Die Sprachen bzw. Dialekte der Gliederungseinheit Manding (Mande, Niger-Kongo-Sprachfamilie) sind eng miteinander verwandt und weisen große Ähnlichkeiten in Lexikon und Morphosyntax auf. Charakteristisch für dieses Kontinuum ist die aus typologischer Sicht seltene und daher sehr bemerkenswerte Konstituentenstruktur [S-AUX-O-V-Anderes] bzw. [S-AUX-DO-V-IO-PP]. Bei den Auxiliaren (AUX) handelt es sich um freie, invariable Portemanteau-Morpheme, die Tempus/Aspekt/Modus-Bedeutung (TAM) und Polarität in sich vereinen. Dieser Sprachtyp wird als „split-predicative“ bezeichnet, weil das Verb (V) durch das direkte Objekt (DO) vom Auxiliar mit seiner TAM-Markierung abgespalten ist.

In der Arbeit werden die strukturellen Besonderheiten des Manding durch die Beschreibung der Entstehung und Entwicklung der TAM-Systeme erklärt. Hierzu werden neben der Grammatikalisierungstheorie zwei funktional-typologische Ansätze herangezogen, die es ermöglichen, sowohl die Grundprinzipien des Manding-Sprachbaus treffend darzustellen als auch die einzelnen grammatischen Phänomene in immer größeren Zusammenhängen, d.h. in Kausalzusammenhängen, zu verstehen. Es handelt sich hierbei um Hans-Jürgen Sasses „immanent-typologischen“ Ansatz sowie um das Kölner Universalien-Projekt (UNITYP).

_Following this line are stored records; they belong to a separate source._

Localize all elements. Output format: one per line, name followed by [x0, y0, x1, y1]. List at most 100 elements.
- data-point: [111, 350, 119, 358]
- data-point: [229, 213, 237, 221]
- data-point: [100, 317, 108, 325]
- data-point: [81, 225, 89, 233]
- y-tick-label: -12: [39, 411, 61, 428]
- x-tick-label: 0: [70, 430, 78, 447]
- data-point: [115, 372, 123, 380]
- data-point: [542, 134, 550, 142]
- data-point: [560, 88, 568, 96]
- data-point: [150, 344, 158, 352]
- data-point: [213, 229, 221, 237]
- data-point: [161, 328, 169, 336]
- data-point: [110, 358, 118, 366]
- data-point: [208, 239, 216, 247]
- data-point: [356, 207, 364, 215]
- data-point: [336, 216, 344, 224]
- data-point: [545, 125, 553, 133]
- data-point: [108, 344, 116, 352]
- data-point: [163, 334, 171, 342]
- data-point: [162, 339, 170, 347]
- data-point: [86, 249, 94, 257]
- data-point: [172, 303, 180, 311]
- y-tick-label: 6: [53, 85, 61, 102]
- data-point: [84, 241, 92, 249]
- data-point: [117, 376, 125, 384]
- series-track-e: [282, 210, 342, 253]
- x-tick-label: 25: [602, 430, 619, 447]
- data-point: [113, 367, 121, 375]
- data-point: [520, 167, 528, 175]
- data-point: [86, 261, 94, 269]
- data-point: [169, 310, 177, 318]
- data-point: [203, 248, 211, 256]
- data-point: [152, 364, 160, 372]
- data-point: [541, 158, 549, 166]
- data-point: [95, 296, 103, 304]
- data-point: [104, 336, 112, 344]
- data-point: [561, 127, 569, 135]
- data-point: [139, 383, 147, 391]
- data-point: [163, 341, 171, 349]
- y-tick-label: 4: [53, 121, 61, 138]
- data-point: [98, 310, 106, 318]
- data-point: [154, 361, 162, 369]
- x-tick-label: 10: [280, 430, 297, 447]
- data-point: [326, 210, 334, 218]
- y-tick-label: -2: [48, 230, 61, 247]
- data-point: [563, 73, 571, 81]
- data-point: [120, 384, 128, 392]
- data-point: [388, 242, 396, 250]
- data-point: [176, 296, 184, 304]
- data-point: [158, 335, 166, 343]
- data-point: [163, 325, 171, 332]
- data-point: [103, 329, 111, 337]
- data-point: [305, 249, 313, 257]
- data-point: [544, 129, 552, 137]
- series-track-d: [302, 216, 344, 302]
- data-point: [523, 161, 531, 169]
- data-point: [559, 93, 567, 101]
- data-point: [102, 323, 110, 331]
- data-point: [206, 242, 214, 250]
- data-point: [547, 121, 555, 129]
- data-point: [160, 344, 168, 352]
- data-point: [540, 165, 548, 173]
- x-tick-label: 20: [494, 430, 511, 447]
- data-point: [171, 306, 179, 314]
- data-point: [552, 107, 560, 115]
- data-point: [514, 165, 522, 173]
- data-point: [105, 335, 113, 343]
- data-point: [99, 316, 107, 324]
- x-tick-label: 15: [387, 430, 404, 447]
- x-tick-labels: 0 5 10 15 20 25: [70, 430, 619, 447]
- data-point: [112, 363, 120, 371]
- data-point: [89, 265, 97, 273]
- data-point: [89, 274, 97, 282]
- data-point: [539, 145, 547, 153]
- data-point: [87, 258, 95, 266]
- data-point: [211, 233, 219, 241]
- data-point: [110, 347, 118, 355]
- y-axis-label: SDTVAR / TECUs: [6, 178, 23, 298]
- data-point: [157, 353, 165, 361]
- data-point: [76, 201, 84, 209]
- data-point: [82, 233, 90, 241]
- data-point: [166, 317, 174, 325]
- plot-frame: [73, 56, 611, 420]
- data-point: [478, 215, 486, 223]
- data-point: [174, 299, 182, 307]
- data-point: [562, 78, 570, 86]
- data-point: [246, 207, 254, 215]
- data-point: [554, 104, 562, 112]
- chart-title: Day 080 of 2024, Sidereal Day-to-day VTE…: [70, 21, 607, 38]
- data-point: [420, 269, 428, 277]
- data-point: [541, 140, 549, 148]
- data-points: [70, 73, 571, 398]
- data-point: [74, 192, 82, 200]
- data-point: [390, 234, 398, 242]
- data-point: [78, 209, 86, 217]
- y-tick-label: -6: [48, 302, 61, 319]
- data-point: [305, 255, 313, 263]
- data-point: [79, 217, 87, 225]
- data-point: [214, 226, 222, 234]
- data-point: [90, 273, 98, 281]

Unter Anwendung der oben erwähnten Theorien und Ansätze wird die Herausbildung der Split-predicate-Struktur des Manding und die damit verbundene fixe Position der Auxiliare durch das Zusammenwirken der Parameter Patiensorientierung und viewpoint (DeLancey 1982) erklärt.

Es handelt sich hier um die überarbeitete Habilitationsschrift des Autors an der Johannes Gutenberg–Universität Mainz.